India set up a revenge clash against Pakistan in the hockey final

Incheon :  Akashdeep Singh on Tuesday scored a fabulous field goal against hosts South Korea to guide Indian men’s hockey team into the finals of the Asian Games after a gap of 12 years, setting up a summit showdown with archrivals Pakistan.

After squandering at least three gilt-edged chances to take the lead in the first two quarters, Akashdeep (44th minute) received the ball inside the striking circle and without turning he flicked it through his legs in spectacular style into the goal to register a 1-0 win over former champions South Korea at the Seonhak Hockey Stadium here.

The Indian men’s hockey team, which last made it to the final of the Asiad way back in 2002 Busan Games, will now face Pakistan in the final on Thursday, with a direct ticket for the 2016 Rio Olympics up for grabs.

In another semi-final, Pakistan eked out a hard-fought 6-5 win over 2010 Guangzhou Games silver medallist Malaysia in the second semi-final via shoot-off after both the teams failed to break the deadlock in the regulation 60 minutes.

The title clash against Pakistan will also provide India an opportunity to avenge upon their 1-2 defeat against the same opponents in the pool stages of the ongoing Games. Earlier, a 1-0 win was India’s eighth against Korea in the Asian Games in 14 matches and was the 29th overall in 72 encounters in all competitions.

The win also helped India reach the final, assuring them of at least the silver medal, for the first time since the 2002 Busan Games. They did not make the semis in 2006 at Doha and then four years ago they were shocked by Malaysia in the semi-finals at Guangzhou.

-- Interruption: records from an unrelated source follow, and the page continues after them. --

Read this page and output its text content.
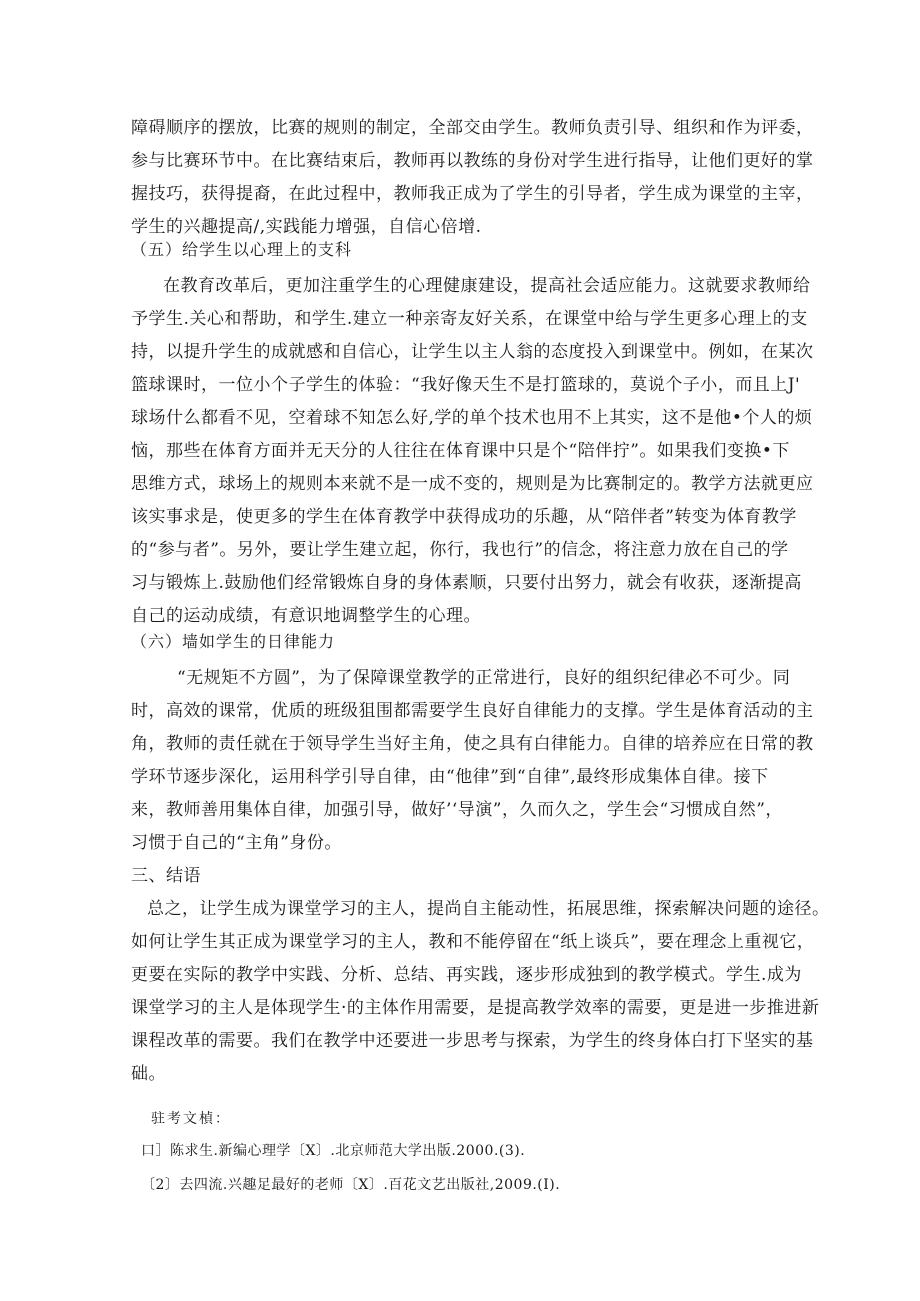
障碍顺序的摆放，比赛的规则的制定，全部交由学生。教师负责引导、组织和作为评委，
参与比赛环节中。在比赛结束后，教师再以教练的身份对学生进行指导，让他们更好的掌
握技巧，获得提裔，在此过程中，教师我正成为了学生的引导者，学生成为课堂的主宰，
学生的兴趣提高/,实践能力增强，自信心倍增.
（五）给学生以心理上的支科
在教育改革后，更加注重学生的心理健康建设，提高社会适应能力。这就要求教师给
予学生.关心和帮助，和学生.建立一种亲寄友好关系，在课堂中给与学生更多心理上的支
持，以提升学生的成就感和自信心，让学生以主人翁的态度投入到课堂中。例如，在某次
篮球课时，一位小个子学生的体验：“我好像天生不是打篮球的，莫说个子小，而且上J'
球场什么都看不见，空着球不知怎么好,学的单个技术也用不上其实，这不是他•个人的烦
恼，那些在体育方面并无天分的人往往在体育课中只是个“陪伴拧”。如果我们变换•下
思维方式，球场上的规则本来就不是一成不变的，规则是为比赛制定的。教学方法就更应
该实事求是，使更多的学生在体育教学中获得成功的乐趣，从“陪伴者”转变为体育教学
的“参与者”。另外，要让学生建立起，你行，我也行”的信念，将注意力放在自己的学
习与锻炼上.鼓励他们经常锻炼自身的身体素顺，只要付出努力，就会有收获，逐渐提高
自己的运动成绩，有意识地调整学生的心理。
（六）墙如学生的日律能力
“无规矩不方圆”，为了保障课堂教学的正常进行，良好的组织纪律必不可少。同
时，高效的课常，优质的班级狙围都需要学生良好自律能力的支撑。学生是体育活动的主
角，教师的责任就在于领导学生当好主角，使之具有白律能力。自律的培养应在日常的教
学环节逐步深化，运用科学引导自律，由“他律”到“自律”,最终形成集体自律。接下
来，教师善用集体自律，加强引导，做好’‘导演”，久而久之，学生会“习惯成自然”，
习惯于自己的“主角”身份。
三、结语
总之，让学生成为课堂学习的主人，提尚自主能动性，拓展思维，探索解决问题的途径。
如何让学生其正成为课堂学习的主人，教和不能停留在“纸上谈兵”，要在理念上重视它，
更要在实际的教学中实践、分析、总结、再实践，逐步形成独到的教学模式。学生.成为
课堂学习的主人是体现学生·的主体作用需要，是提高教学效率的需要，更是进一步推进新
课程改革的需要。我们在教学中还要进一步思考与探索，为学生的终身体白打下坚实的基
础。
驻考文楨：
口］陈求生.新编心理学〔X〕.北京师范大学出版.2000.(3).
〔2〕去四流.兴趣足最好的老师〔X〕.百花文艺出版社,2009.(I).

The Indians were by far the dominant side on display against Korea in the entire 60 minutes today and controlled the proceedings from the word go. The Koreans played catch-up hockey throughout the match but failed to break the resolute Indian defence.

There was hardly any clear scoring opportunity for the Koreans, whereas India threatened the opponent goal throughout the encounter. There was plan, purpose and poise in India’s display and the major difference was the defense, which held well right through.

The midfield, with captain Sardar Singh marshalling the resources, also gave the extra edge to the attack with some excellent passes but the frontline was again guilty of squandering a few very good chances.

India should have been at least two goals up before the halfway stage of the match but Dharamvir Singh was guilty of frittering away the opportunities. India had the first shave at the goal in the fifth minute of the game from a counter-attack but Dharamvir missed a sitter as he overrun a pass from S V Sunil with only the Korean goalkeeper Lee to beat.

Three minutes into the second quarter, India earned two back-to-back penalty corners but Korean custodian Lee made a fantastic save to his right to deny V R Raghunath a goal. In the fifth minute of the second quarter Dharamvir was again found wanting when the rebound came to him off the Korean custodian’s pads but he missed the chance. Then Ramandeep shot wide on the run from the top of the circle, a difficult chance before the teams trooped off for the big break deadlocked at 0-0. Two minutes before the match-winner came another chance India’s way when Sardar and Gurwinder Chandi combined forces to bisect the rival defence but the latter’s cross from the right went abegging as Ramandeep was not in position.

But all these faded in memory once Akashdeep found the match winner. Knowing India’s past record of conceding late goals the fans were on tenterhooks. Trailing by a goal, the Koreans mounted attacks on the Indian goal in the last quarter of the match but failed to break the stubborn Indian defense.

It was a tense last five minutes of the match for the Indians as they were forced to fall back and defend. The Indians must have had the heart in their mouth when Korea earned their only penalty corner of the match just two minutes from the final hooter but the Indian defense was upto the task to deny the equalising goal to the hosts. India then attacked and kept the ball in the rival half till the final hooter to enter the gold medal clash. India’s chief coach Terry Walsh later said that though the team frittered away some chances, he was pleased with the energy the players displayed.

“We knew Korea is a very good team and so it proved. It was a tough match. We made some chances which were not taken but as a team we brought in a lot of energy into the game and continued to show it right through,” he said.

“Several of our players stepped a level higher than they showed so far. There is a lot of difference from playing in the league stage and in the cross-overs. The last time we played in the final we lost 0-4 to Australia in the Commonwealth Games. This is a learning process,” the Australian said.

Walsh said he had his own thoughts about the four-quarter game but said Indians generally tend to be slow starters after a stoppage and this was one area that was addressed to some extent.

Though he was happy with the win, Walsh said the ball handling of the players still need to improve.

“Ball handling still is not that good. We kept them down to one penalty corner, that too late in the match, which was good,” he said. Walsh said now his main concern is recovery of the players for the gold medal contest in two days’ time. “The most important part is recovery,” he said.

Asked how he turned things around after the loss against Pakistan, Walsh said: “We worked through discussions and seeing video displays.” But he also said that Asian hockey as a whole has fallen behind Australia and Europe and this aspect needs to be addressed.